If there are negative values, it then loops, from the beginning, through all the values to handle any individual negative values.
Would it be better to call StringCoding.countPositives? If the result equals the length, the clone can still be returned. But if it does not, all the values which are positive can be simply copied to the target byte[] and only values beyond that point need to be checked again.

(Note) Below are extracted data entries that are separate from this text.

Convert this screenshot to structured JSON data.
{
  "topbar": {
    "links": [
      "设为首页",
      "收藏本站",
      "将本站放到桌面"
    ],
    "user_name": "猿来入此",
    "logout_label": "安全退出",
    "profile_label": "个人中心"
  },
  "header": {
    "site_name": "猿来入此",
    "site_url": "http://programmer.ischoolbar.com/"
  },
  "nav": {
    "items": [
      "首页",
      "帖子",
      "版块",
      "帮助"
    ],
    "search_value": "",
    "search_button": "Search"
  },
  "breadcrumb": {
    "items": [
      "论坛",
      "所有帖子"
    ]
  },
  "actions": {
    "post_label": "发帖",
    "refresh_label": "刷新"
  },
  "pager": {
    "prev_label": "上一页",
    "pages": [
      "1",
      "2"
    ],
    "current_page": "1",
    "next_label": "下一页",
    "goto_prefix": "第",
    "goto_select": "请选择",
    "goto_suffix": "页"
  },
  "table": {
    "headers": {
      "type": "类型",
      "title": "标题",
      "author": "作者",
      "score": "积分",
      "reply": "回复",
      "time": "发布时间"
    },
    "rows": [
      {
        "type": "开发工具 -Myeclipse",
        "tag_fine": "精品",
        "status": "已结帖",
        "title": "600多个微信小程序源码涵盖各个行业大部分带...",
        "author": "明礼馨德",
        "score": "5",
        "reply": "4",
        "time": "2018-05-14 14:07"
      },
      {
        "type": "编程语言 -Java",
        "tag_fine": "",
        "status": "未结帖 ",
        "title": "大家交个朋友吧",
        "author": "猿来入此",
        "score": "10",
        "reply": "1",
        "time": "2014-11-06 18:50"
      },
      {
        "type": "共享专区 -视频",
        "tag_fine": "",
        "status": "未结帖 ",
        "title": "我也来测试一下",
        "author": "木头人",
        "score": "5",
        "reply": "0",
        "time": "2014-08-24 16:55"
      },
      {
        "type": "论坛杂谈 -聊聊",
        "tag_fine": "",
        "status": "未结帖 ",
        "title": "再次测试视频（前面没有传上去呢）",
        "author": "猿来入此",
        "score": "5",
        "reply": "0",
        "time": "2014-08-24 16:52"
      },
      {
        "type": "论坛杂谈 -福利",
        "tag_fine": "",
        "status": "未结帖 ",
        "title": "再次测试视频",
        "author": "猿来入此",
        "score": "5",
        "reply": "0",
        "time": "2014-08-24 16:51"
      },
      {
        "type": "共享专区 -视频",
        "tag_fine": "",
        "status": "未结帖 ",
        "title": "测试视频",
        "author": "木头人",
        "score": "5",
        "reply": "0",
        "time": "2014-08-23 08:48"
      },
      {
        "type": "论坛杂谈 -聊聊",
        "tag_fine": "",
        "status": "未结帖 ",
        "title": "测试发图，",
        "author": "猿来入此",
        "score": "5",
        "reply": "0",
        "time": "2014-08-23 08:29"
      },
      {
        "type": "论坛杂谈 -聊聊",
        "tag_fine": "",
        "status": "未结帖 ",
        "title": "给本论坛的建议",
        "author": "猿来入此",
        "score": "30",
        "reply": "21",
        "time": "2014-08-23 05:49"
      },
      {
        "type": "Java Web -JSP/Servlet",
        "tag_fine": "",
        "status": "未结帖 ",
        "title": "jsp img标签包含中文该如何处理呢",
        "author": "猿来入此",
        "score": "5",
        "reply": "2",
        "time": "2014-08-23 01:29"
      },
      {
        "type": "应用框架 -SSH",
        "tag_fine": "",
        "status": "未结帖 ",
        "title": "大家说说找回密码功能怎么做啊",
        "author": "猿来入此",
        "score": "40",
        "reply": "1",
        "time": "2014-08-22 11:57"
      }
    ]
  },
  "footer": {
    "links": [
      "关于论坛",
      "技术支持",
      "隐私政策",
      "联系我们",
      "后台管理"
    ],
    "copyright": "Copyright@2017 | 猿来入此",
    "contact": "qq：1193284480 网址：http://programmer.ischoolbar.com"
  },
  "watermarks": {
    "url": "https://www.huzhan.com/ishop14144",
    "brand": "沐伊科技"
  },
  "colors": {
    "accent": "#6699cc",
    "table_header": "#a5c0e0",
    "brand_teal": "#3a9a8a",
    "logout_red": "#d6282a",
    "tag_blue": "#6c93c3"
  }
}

https://github.com/openjdk/jdk/blob/master/src/java.base/share/classes/java/lang/String.java#L1287-L1300
if (!StringCoding.hasNegatives(val, 0, val.length)) {
return val.clone();
}
int dp = 0;
byte[] dst = StringUTF16.newBytesFor(val.length);
for (byte c : val) {
if (c < 0) {
dst[dp++] = (byte) (0xc0 | ((c & 0xff) >> 6));
dst[dp++] = (byte) (0x80 | (c & 0x3f));
} else {
dst[dp++] = c;
}
}
Can be changed to look like:
int positives = StringCoding.countPositives(val, 0, val.length);
if (positives == val.length) {
return val.clone();
}
int dp = positives;
byte[] dst = StringUTF16.newBytesFor(val.length);
if (positives > 0) {
System.arraycopy(val, 0, dst, 0, positives);
}
for (int i=dp; i<val.length; ++i) {
byte c = val[i];
if (c < 0) {
dst[dp++] = (byte) (0xc0 | ((c & 0xff) >> 6));
dst[dp++] = (byte) (0x80 | (c & 0x3f));
} else {
dst[dp++] = c;
}
}
I have done a bit of testing with the StringEncode jmh benchmark on my local windows device.
encodeLatin1LongEnd speeds up significantly (~70%)
encodeLatin1LongStart slows down (~20%)
encodeLatin1Mixed speeds up by ~30%
The remaining tests do not show much difference either way.